Docker that container virtualization (https://www.docker.com/) hype everyone seems to be into these days ---


Anyone well along with Docker?


What does anyone recommend as a reference / howto for those starting?


Yeah, appeals to me Docker for some upcoming stuff and sandboxes and isolation.   Looking for materials, cause what I am finding in search is type of stuff that makes humans write tech off and go climb a tree.


----------



## Technowix (May 15, 2016)

What do you mean by "material" ? 
The official documentation is pretty good, you will find everythings you need about it x)
If you have more precises questions, I'm not a pro-Docker but I have lot of ressources that my help you in certaint case !


----------



## Darwin (May 15, 2016)

Technowix said:


> What do you mean by "material" ?
> The official documentation is pretty good, you will find everythings you need about it x)
> If you have more precises questions, I'm not a pro-Docker but I have lot of ressources that my help you in certaint case !



+1.


The official docs are pretty good. I used it + some google fu.
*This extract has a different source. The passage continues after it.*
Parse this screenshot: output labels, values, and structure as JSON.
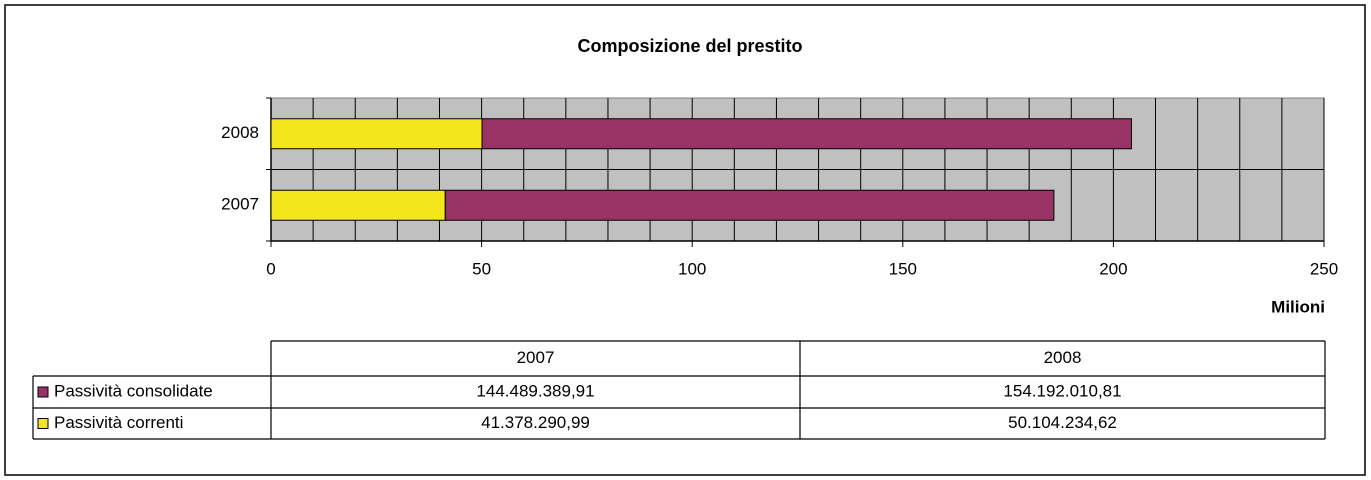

Docker isn't a silver bullet like some people sell it, but is a good tool and has a lot of potential, even while having some caveats.


----------



## DomainBop (May 15, 2016)

list of commands: Docker Cheat Sheet https://github.com/wsargent/docker-cheat-sheet


----------



## drmike (May 16, 2016)

Technowix said:


> What do you mean by "material" ?
> The official documentation is pretty good, you will find everythings you need about it x)
> If you have more precises questions, I'm not a pro-Docker but I have lot of ressources that my help you in certaint case !



well that page --> https://docs.docker.com/


Yeah been there a lot lately... hardly intuitive or straightforward.  I appreciate the effort, but yeah, my time for demystifying this stuff is measured in sudden neck twitches.  RTFM I dig, when TFM reads right.  That just doesn't. Different strokes thing... Cliff notes to get monkey like me going would do wonders.


I ordered a copy of Adrian Mouat's Using Docker:
http://www.amazon.com/Using-Docker-Developing-Deploying-Containers/dp/1491915765/


Trying to get less of the crusty nerdkind on Docker and the abstraction.. More of I am a stupid arse dev and prone to spitting up boxes and toying with containers pre built.  Install this docker, no run it, and expose it to my workstation.   You know lame use, but what most use is 



DomainBop said:


> list of commands: Docker Cheat Sheet https://github.com/wsargent/docker-cheat-sheet



This is my speed man. Speaking to me. Mucho gracias!


----------



## Technowix (May 16, 2016)

For me, one of the biggest real advantage of docker is the "You can have a full infrastructure in less than a few kB"
Search for "docker compose" and others stuff like that @drmike and you will see that can be really cool ^^


----------